The IBR is the rate of interest your company would have to pay to borrow funds over a similar term and with similar collateral to obtain an asset of similar value. In simple terms — it’s your company’s borrowing cost. If you’re unsure, your bank or finance team can advise on an appropriate rate. Typical rates range from 3% to 10% per annum depending on the company and market conditions.
Q2: Does IFRS 16 apply to all leases?
No. IFRS 16 includes two practical expedients that allow lessees to keep leases off the balance sheet: (1) Short-term leases with a term of 12 months or less at the commencement date, and (2) Low-value asset leases where the underlying asset is of low value when new (IASB guidance suggests below approximately $5,000 USD). These can simply be expensed on a straight-line basis.

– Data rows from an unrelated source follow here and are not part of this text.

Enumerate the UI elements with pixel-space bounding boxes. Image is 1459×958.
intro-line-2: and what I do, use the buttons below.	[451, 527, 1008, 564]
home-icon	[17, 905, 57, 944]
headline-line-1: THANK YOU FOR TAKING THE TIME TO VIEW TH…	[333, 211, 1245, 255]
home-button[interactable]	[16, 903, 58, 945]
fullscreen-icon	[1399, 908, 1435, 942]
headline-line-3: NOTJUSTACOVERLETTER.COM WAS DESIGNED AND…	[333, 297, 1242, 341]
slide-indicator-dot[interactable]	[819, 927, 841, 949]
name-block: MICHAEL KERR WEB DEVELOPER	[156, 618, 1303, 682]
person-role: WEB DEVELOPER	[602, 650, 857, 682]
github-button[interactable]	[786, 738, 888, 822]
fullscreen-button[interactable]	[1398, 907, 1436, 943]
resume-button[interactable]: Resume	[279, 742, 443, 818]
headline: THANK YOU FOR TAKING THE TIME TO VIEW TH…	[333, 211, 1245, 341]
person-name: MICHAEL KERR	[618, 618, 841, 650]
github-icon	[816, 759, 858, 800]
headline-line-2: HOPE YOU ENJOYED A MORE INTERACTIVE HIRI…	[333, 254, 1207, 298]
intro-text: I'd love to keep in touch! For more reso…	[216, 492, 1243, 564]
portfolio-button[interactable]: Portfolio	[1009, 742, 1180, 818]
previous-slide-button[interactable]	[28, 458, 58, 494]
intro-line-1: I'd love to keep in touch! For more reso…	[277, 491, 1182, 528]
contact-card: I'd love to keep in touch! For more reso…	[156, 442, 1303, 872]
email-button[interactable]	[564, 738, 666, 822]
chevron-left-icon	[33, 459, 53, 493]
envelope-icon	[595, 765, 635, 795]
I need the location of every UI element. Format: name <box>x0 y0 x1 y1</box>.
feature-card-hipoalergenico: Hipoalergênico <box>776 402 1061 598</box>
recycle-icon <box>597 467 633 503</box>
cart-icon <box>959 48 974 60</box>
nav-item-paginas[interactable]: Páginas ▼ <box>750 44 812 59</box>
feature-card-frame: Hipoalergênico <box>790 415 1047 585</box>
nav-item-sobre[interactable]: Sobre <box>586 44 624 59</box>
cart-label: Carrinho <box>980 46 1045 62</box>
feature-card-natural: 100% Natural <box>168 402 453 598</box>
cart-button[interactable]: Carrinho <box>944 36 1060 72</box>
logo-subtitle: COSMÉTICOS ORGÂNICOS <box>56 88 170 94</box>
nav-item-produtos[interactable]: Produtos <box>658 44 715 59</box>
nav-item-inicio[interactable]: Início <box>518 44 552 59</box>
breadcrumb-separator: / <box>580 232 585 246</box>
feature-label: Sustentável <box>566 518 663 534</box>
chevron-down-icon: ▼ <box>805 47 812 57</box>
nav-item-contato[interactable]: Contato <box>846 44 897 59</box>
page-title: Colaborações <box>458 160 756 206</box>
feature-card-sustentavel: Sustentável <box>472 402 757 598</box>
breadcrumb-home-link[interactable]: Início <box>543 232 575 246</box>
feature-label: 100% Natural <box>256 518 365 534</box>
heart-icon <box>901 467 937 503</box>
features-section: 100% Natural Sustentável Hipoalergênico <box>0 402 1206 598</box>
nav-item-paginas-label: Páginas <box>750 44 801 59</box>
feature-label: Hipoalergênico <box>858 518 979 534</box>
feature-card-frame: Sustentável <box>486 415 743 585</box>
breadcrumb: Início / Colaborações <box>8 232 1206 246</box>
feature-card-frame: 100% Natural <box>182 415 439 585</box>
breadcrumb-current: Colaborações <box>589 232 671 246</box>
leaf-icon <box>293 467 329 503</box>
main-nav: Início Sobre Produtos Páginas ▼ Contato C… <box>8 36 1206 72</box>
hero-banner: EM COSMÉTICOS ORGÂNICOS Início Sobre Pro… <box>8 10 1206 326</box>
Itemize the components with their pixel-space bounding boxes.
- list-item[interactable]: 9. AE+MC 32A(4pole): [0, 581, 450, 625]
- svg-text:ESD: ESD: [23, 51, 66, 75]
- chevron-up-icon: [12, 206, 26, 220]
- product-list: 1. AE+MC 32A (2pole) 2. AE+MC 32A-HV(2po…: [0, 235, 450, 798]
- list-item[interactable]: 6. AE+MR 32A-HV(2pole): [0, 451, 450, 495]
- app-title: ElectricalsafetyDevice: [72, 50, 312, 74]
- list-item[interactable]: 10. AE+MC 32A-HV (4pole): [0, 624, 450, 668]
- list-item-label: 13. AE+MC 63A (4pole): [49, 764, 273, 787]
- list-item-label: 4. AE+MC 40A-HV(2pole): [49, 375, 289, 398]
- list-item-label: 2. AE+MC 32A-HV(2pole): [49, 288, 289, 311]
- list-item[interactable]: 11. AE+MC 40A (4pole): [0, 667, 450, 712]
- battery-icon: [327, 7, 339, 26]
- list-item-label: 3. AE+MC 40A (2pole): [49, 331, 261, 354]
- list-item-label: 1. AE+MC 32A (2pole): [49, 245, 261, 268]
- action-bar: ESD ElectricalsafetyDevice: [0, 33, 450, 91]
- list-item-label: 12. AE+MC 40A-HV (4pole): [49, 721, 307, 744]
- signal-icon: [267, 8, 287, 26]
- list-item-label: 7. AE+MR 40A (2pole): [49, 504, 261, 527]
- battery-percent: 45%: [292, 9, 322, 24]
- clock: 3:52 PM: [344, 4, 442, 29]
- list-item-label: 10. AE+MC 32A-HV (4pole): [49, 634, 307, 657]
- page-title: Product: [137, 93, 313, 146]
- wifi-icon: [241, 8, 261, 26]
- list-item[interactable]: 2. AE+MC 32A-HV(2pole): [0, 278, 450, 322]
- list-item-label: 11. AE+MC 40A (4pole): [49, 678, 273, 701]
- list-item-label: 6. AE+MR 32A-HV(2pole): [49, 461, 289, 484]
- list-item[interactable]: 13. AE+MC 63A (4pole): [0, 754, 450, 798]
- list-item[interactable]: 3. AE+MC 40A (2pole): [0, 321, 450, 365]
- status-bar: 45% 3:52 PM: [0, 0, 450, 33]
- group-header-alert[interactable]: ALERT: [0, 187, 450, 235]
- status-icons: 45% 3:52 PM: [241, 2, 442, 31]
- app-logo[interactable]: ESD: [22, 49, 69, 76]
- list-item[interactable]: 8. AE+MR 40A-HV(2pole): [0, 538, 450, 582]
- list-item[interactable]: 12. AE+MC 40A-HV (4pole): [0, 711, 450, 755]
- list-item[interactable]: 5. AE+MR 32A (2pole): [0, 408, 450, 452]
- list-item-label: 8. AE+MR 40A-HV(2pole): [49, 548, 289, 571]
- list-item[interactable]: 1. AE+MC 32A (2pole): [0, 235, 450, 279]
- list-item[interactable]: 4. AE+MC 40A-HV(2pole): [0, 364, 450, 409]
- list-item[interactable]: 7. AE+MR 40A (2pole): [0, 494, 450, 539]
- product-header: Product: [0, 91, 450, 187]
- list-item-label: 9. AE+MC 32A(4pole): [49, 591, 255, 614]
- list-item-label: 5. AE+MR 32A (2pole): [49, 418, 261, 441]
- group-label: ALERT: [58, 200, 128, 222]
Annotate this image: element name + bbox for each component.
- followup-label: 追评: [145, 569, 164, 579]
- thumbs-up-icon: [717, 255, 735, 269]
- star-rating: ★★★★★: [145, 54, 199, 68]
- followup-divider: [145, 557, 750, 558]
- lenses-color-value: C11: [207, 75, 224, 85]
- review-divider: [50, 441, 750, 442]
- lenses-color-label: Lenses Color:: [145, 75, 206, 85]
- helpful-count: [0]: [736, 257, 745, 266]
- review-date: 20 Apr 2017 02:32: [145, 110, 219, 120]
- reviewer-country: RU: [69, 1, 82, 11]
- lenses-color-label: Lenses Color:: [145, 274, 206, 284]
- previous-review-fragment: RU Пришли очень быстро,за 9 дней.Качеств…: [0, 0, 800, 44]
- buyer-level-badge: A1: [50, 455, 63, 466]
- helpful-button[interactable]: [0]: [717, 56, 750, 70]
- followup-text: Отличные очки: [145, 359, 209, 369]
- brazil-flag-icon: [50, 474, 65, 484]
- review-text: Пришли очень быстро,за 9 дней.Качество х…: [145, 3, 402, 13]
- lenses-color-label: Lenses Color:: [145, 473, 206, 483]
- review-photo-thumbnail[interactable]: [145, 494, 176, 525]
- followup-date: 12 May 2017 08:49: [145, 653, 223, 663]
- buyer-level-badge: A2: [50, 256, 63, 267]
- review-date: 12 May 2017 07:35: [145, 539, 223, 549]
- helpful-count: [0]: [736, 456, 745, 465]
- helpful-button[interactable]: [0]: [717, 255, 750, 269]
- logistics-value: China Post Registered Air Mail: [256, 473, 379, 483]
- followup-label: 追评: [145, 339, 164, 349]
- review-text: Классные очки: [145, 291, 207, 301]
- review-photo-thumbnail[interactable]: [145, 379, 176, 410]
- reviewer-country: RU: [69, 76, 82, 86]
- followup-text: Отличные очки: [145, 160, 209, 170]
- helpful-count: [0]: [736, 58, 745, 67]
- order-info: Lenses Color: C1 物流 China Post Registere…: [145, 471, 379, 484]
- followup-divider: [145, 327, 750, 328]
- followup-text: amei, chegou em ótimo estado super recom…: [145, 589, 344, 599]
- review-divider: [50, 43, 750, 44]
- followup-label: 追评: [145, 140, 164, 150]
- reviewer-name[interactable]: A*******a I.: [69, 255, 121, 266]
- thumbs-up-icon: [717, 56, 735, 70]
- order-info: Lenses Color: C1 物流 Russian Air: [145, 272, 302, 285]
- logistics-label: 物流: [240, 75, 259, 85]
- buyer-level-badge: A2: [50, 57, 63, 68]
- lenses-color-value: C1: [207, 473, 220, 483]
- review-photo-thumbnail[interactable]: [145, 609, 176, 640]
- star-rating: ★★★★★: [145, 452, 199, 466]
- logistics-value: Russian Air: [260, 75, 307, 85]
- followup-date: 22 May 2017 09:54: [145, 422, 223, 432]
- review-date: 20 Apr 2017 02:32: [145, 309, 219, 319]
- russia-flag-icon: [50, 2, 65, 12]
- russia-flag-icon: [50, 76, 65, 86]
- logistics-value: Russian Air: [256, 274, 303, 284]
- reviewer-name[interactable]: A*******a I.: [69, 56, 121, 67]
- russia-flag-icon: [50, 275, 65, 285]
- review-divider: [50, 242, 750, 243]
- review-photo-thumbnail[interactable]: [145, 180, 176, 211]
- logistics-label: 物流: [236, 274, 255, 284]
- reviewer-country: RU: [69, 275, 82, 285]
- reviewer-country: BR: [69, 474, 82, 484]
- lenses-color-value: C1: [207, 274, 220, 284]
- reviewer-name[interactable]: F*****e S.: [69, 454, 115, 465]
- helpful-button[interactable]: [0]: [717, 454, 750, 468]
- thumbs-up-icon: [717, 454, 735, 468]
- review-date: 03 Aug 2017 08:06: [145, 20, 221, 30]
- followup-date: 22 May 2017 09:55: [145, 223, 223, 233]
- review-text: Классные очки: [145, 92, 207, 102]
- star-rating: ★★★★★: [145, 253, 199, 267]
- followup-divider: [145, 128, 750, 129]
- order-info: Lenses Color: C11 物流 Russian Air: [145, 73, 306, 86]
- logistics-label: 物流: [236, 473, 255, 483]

Q3: Can I use this Excel template for multiple leases?
Yes. The template is designed for one lease at a time, so for multiple leases you can duplicate the file or duplicate the sheets within the workbook. For larger portfolios with dozens or hundreds of leases, a dedicated IFRS 16 software solution may be more efficient — but for most small-to-medium businesses, this Excel model covers everything you need.
Q4: Is this IFRS 16 Excel template free to use commercially?
Yes — the template is completely free to download and use for personal and commercial purposes. You’re welcome to use it for your own company’s accounts or to support clients in your accounting practice.
Q5: What’s the difference between an annuity-due and an annuity-immediate under IFRS 16?
An annuity-due means payments are made at the beginning of each period (payments in advance). An annuity-immediate means payments are made at the end of each period (payments in arrears). This affects both the PV calculation and the finance charge accrual. The Excel template handles both, simply set “Payments in Advance?” to Yes or No in the inputs.